From 2001 to 2020, TVDI (mean value 0.6) was greater for its west and smaller for its east. Drought severity varies by season, with the order being spring > summer > autumn > winter. Summer had the lowest growth rate (0.006/a, R² = 0.539), while winter exhibited the highest (0.013/a, R² = 0.697).

(2)

A significant drying trend dominated in autumn (Z = 1.99), and a highly significant drying trend prevailed in the remaining three seasons (Z average = 2.95) and the whole year (Z = 3.47). The minimum value (0.36 in summer) and maximum value (0.36 in autumn and the whole year) of the Hurst index are located in Yanchi County, and the future drought mitigation area is expected to be in central Ordos and Shenmu City. Spring and summer are mainly dry to wet, whereas autumn and winter are mainly continuous dry.

(3)

The TVDI of the whole year and the four seasons (−0.07) was mainly negatively correlated with precipitation.

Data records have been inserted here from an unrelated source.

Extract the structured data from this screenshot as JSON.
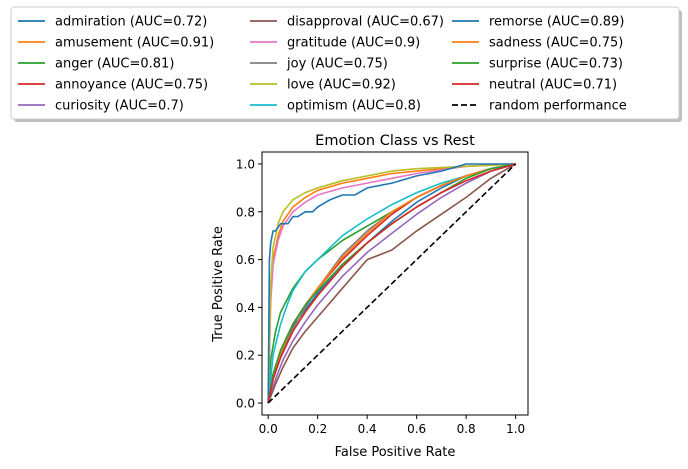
{
  "chart_data": {
    "type": "line",
    "title": "Emotion Class vs Rest",
    "xlabel": "False Positive Rate",
    "ylabel": "True Positive Rate",
    "xlim": [
      -0.025,
      1.05
    ],
    "ylim": [
      -0.05,
      1.05
    ],
    "xticks": [
      "0.0",
      "0.2",
      "0.4",
      "0.6",
      "0.8",
      "1.0"
    ],
    "yticks": [
      "0.0",
      "0.2",
      "0.4",
      "0.6",
      "0.8",
      "1.0"
    ],
    "grid": false,
    "legend_position": "top, outside plot, 3 columns, shadowed frame",
    "series": [
      {
        "name": "admiration (AUC=0.72)",
        "color": "#1f77b4",
        "auc": 0.72,
        "x": [
          0,
          0.02,
          0.05,
          0.1,
          0.15,
          0.2,
          0.3,
          0.4,
          0.5,
          0.6,
          0.7,
          0.8,
          0.9,
          1
        ],
        "y": [
          0,
          0.12,
          0.22,
          0.32,
          0.39,
          0.46,
          0.58,
          0.67,
          0.76,
          0.84,
          0.9,
          0.95,
          0.98,
          1
        ]
      },
      {
        "name": "amusement (AUC=0.91)",
        "color": "#ff7f0e",
        "auc": 0.91,
        "x": [
          0,
          0.01,
          0.02,
          0.04,
          0.06,
          0.1,
          0.15,
          0.2,
          0.3,
          0.4,
          0.5,
          0.6,
          0.8,
          1
        ],
        "y": [
          0,
          0.45,
          0.6,
          0.7,
          0.76,
          0.82,
          0.86,
          0.89,
          0.92,
          0.94,
          0.96,
          0.97,
          0.99,
          1
        ]
      },
      {
        "name": "anger (AUC=0.81)",
        "color": "#2ca02c",
        "auc": 0.81,
        "x": [
          0,
          0.01,
          0.03,
          0.05,
          0.1,
          0.15,
          0.2,
          0.3,
          0.4,
          0.5,
          0.6,
          0.7,
          0.8,
          0.9,
          1
        ],
        "y": [
          0,
          0.18,
          0.3,
          0.38,
          0.48,
          0.55,
          0.6,
          0.68,
          0.74,
          0.8,
          0.86,
          0.91,
          0.95,
          0.98,
          1
        ]
      },
      {
        "name": "annoyance (AUC=0.75)",
        "color": "#d62728",
        "auc": 0.75,
        "x": [
          0,
          0.02,
          0.05,
          0.1,
          0.15,
          0.2,
          0.3,
          0.4,
          0.5,
          0.6,
          0.7,
          0.8,
          0.9,
          1
        ],
        "y": [
          0,
          0.12,
          0.22,
          0.33,
          0.41,
          0.48,
          0.6,
          0.7,
          0.79,
          0.86,
          0.91,
          0.95,
          0.98,
          1
        ]
      },
      {
        "name": "curiosity (AUC=0.7)",
        "color": "#9467bd",
        "auc": 0.7,
        "x": [
          0,
          0.03,
          0.06,
          0.1,
          0.15,
          0.2,
          0.3,
          0.4,
          0.5,
          0.6,
          0.7,
          0.8,
          0.9,
          1
        ],
        "y": [
          0,
          0.1,
          0.18,
          0.26,
          0.34,
          0.41,
          0.53,
          0.63,
          0.71,
          0.79,
          0.86,
          0.92,
          0.97,
          1
        ]
      },
      {
        "name": "disapproval (AUC=0.67)",
        "color": "#8c564b",
        "auc": 0.67,
        "x": [
          0,
          0.03,
          0.06,
          0.1,
          0.15,
          0.2,
          0.3,
          0.4,
          0.5,
          0.6,
          0.7,
          0.8,
          0.9,
          1
        ],
        "y": [
          0,
          0.08,
          0.15,
          0.23,
          0.3,
          0.36,
          0.48,
          0.6,
          0.64,
          0.72,
          0.79,
          0.86,
          0.94,
          1
        ]
      },
      {
        "name": "gratitude (AUC=0.9)",
        "color": "#e377c2",
        "auc": 0.9,
        "x": [
          0,
          0.01,
          0.02,
          0.04,
          0.06,
          0.1,
          0.15,
          0.2,
          0.3,
          0.4,
          0.5,
          0.6,
          0.8,
          1
        ],
        "y": [
          0,
          0.42,
          0.58,
          0.68,
          0.74,
          0.8,
          0.84,
          0.87,
          0.9,
          0.92,
          0.94,
          0.96,
          0.99,
          1
        ]
      },
      {
        "name": "joy (AUC=0.75)",
        "color": "#7f7f7f",
        "auc": 0.75,
        "x": [
          0,
          0.02,
          0.05,
          0.1,
          0.15,
          0.2,
          0.3,
          0.4,
          0.5,
          0.6,
          0.7,
          0.8,
          0.9,
          1
        ],
        "y": [
          0,
          0.1,
          0.2,
          0.31,
          0.4,
          0.48,
          0.62,
          0.72,
          0.8,
          0.86,
          0.91,
          0.95,
          0.98,
          1
        ]
      },
      {
        "name": "love (AUC=0.92)",
        "color": "#bcbd22",
        "auc": 0.92,
        "x": [
          0,
          0.01,
          0.02,
          0.04,
          0.06,
          0.1,
          0.15,
          0.2,
          0.3,
          0.4,
          0.5,
          0.6,
          0.8,
          1
        ],
        "y": [
          0,
          0.5,
          0.65,
          0.75,
          0.8,
          0.85,
          0.88,
          0.9,
          0.93,
          0.95,
          0.97,
          0.98,
          0.99,
          1
        ]
      },
      {
        "name": "optimism (AUC=0.8)",
        "color": "#17becf",
        "auc": 0.8,
        "x": [
          0,
          0.02,
          0.05,
          0.08,
          0.1,
          0.15,
          0.2,
          0.3,
          0.4,
          0.5,
          0.6,
          0.7,
          0.8,
          0.9,
          1
        ],
        "y": [
          0,
          0.2,
          0.33,
          0.42,
          0.47,
          0.55,
          0.6,
          0.7,
          0.77,
          0.83,
          0.88,
          0.92,
          0.95,
          0.98,
          1
        ]
      },
      {
        "name": "remorse (AUC=0.89)",
        "color": "#1f77b4",
        "auc": 0.89,
        "x": [
          0,
          0.005,
          0.01,
          0.02,
          0.03,
          0.05,
          0.08,
          0.1,
          0.12,
          0.15,
          0.18,
          0.2,
          0.25,
          0.3,
          0.35,
          0.4,
          0.5,
          0.6,
          0.7,
          0.8,
          1
        ],
        "y": [
          0,
          0.6,
          0.67,
          0.72,
          0.72,
          0.75,
          0.75,
          0.78,
          0.78,
          0.8,
          0.8,
          0.82,
          0.85,
          0.87,
          0.87,
          0.9,
          0.92,
          0.95,
          0.97,
          1,
          1
        ]
      },
      {
        "name": "sadness (AUC=0.75)",
        "color": "#ff7f0e",
        "auc": 0.75,
        "x": [
          0,
          0.02,
          0.05,
          0.1,
          0.15,
          0.2,
          0.3,
          0.4,
          0.5,
          0.6,
          0.7,
          0.8,
          0.9,
          1
        ],
        "y": [
          0,
          0.11,
          0.21,
          0.33,
          0.41,
          0.48,
          0.61,
          0.71,
          0.8,
          0.86,
          0.91,
          0.95,
          0.98,
          1
        ]
      },
      {
        "name": "surprise (AUC=0.73)",
        "color": "#2ca02c",
        "auc": 0.73,
        "x": [
          0,
          0.02,
          0.05,
          0.1,
          0.15,
          0.2,
          0.3,
          0.4,
          0.5,
          0.6,
          0.7,
          0.8,
          0.9,
          1
        ],
        "y": [
          0,
          0.12,
          0.22,
          0.33,
          0.41,
          0.47,
          0.58,
          0.67,
          0.75,
          0.82,
          0.88,
          0.94,
          0.98,
          1
        ]
      },
      {
        "name": "neutral (AUC=0.71)",
        "color": "#d62728",
        "auc": 0.71,
        "x": [
          0,
          0.02,
          0.05,
          0.1,
          0.15,
          0.2,
          0.3,
          0.4,
          0.5,
          0.6,
          0.7,
          0.8,
          0.9,
          1
        ],
        "y": [
          0,
          0.1,
          0.19,
          0.3,
          0.38,
          0.45,
          0.57,
          0.67,
          0.75,
          0.82,
          0.88,
          0.93,
          0.97,
          1
        ]
      },
      {
        "name": "random performance",
        "color": "#000000",
        "dashed": true,
        "x": [
          0,
          1
        ],
        "y": [
          0,
          1
        ]
      }
    ]
  }
}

During spring, summer, and fall, TVDI exhibited a favorable correlation with temperature and ET, while in winter, it had an inverse relationship with temperature (−0.06) and a positive correlation with ET (0.18). TVDI was predominantly non-significantly negatively correlated with precipitation for all land use types in all seasons. Land use type and temperature were predominantly non-significantly positively correlated in spring, summer, autumn, and throughout the whole year. Different land types and ET were predominantly non-significantly positively correlated in all four seasons and throughout the whole year.

(4)

On the seasonal scale, spring TVDI was most sensitive to precipitation (0.3 months) and slow to respond to temperature (1.8 months) and ET (2 months). The standard deviation of the lag time of TVDI for temperature (0.8) and ET (1.1) was greater in autumn than in spring (0.4). Annually, precipitation was the most contributing element of cropland, forestland, building land, and desert land (2.6 months); ET has the strongest impact on grassland and unused land; desert land has the weakest sensitivity to temperature (3 months).